Patients with a severe brain injury (GCS score < 8), those who have labile blood pressure, those who require intensive care monitoring, and those who need surgical intervention are likely to require the placement of an indwelling urinary catheter (Foley), placement of a central venous access catheter, and invasive blood pressure monitoring via an arterial line.

ICP monitoring in patients with closed head injuries is a matter of controversy; however, most authors agree that invasive ICP monitoring is warranted in patients with a GCS score of 8 or less and an abnormal CT scan finding, in patients with suspected severe brain edema, or in any situation in which the ICP is suspected to be significantly elevated. The ICP offers data that supplement a reliable neurological examination and can be crucial in patients whose examination findings are affected by sedatives, paralytics, and other factors.

  • Patients with an abnormal head CT scan finding, a GCS score of less than 8, or both who require emergent surgery on another organ system should also be considered for some form of ICP monitoring before going to the operating room (or perhaps in the operating room) because frequent neurological examinations are not possible in this setting.
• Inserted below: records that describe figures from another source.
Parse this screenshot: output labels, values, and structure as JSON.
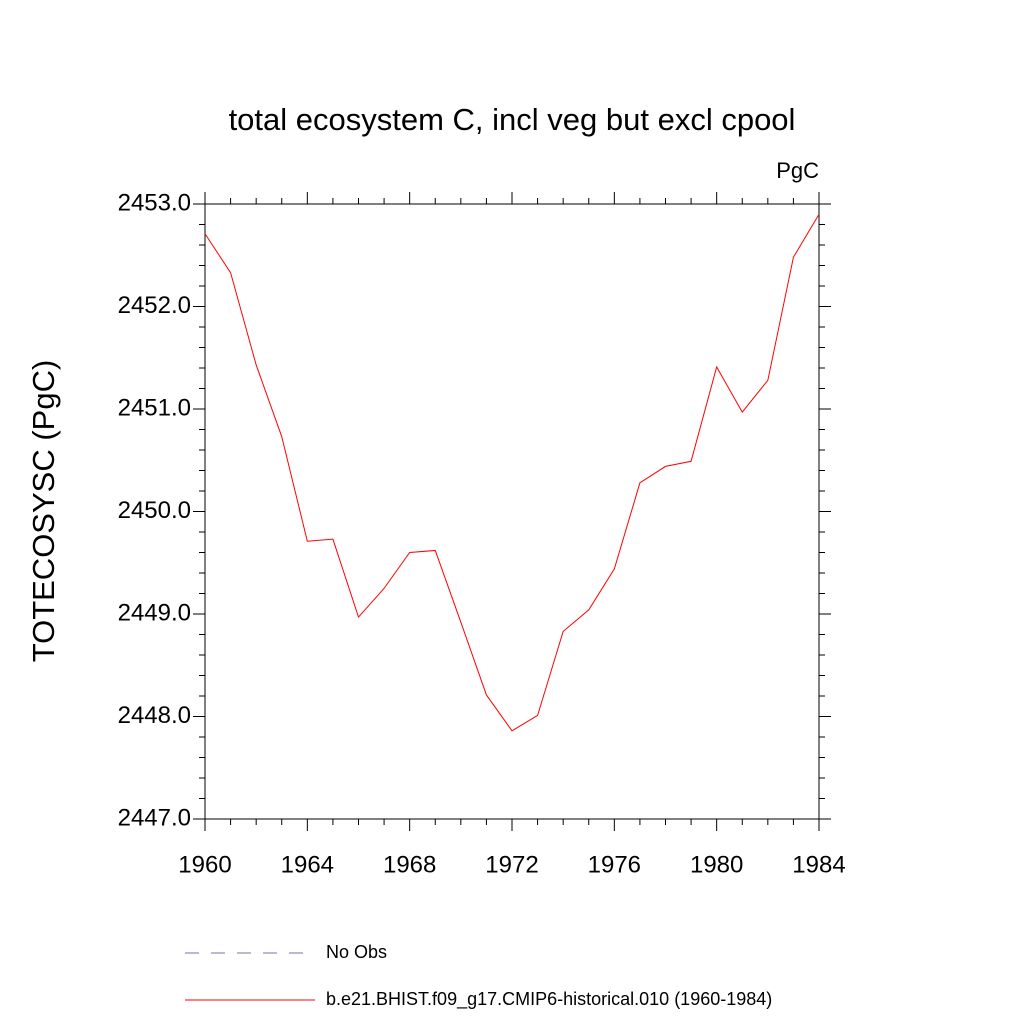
{
  "chart_data": {
    "type": "line",
    "title": "total ecosystem C, incl veg but excl cpool",
    "units": "PgC",
    "y_label": "TOTECOSYSC  (PgC)",
    "x": [
      1960,
      1961,
      1962,
      1963,
      1964,
      1965,
      1966,
      1967,
      1968,
      1969,
      1970,
      1971,
      1972,
      1973,
      1974,
      1975,
      1976,
      1977,
      1978,
      1979,
      1980,
      1981,
      1982,
      1983,
      1984
    ],
    "series": [
      {
        "name": "No Obs",
        "color": "#7a70b0",
        "dash": true,
        "values": [
          null,
          null,
          null,
          null,
          null,
          null,
          null,
          null,
          null,
          null,
          null,
          null,
          null,
          null,
          null,
          null,
          null,
          null,
          null,
          null,
          null,
          null,
          null,
          null,
          null
        ]
      },
      {
        "name": "b.e21.BHIST.f09_g17.CMIP6-historical.010 (1960-1984)",
        "color": "#ff0000",
        "dash": false,
        "values": [
          2452.71,
          2452.33,
          2451.43,
          2450.73,
          2449.71,
          2449.73,
          2448.97,
          2449.25,
          2449.6,
          2449.62,
          2448.92,
          2448.21,
          2447.86,
          2448.01,
          2448.83,
          2449.04,
          2449.44,
          2450.28,
          2450.44,
          2450.49,
          2451.41,
          2450.97,
          2451.28,
          2452.48,
          2452.9
        ]
      }
    ],
    "xlim": [
      1960,
      1984
    ],
    "xticks": [
      1960,
      1964,
      1968,
      1972,
      1976,
      1980,
      1984
    ],
    "ylim": [
      2447,
      2453
    ],
    "yticks": [
      {
        "value": 2447,
        "label": "2447.0"
      },
      {
        "value": 2448,
        "label": "2448.0"
      },
      {
        "value": 2449,
        "label": "2449.0"
      },
      {
        "value": 2450,
        "label": "2450.0"
      },
      {
        "value": 2451,
        "label": "2451.0"
      },
      {
        "value": 2452,
        "label": "2452.0"
      },
      {
        "value": 2453,
        "label": "2453.0"
      }
    ],
    "minor_ticks": true,
    "grid": false
  }
}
  • ICP monitoring can take 1 of 2 forms, either as an intraventricular catheter or an intracranial fiberoptic monitor (Camino).

    • The intraventricular catheter is preferred in closed head injuries when the ventricles are large enough to accommodate a catheter. The advantage of the catheter is the ability to drain CSF if the ICP is elevated (>20 mm Hg), although ventricles compromised by mass effect make draining much CSF difficult. An accurate pressure reading can be lost if the ventricle collapses around the catheter tip during drainage.

    • The advantage of the fiberoptic catheter is that ICP can be monitored in patients who have very small ventricles, in whom ventriculostomy catheters cannot be inserted. The pressure measurements are not prone to fluctuations in ventricular size. Either procedure provides adequate ICP monitoring.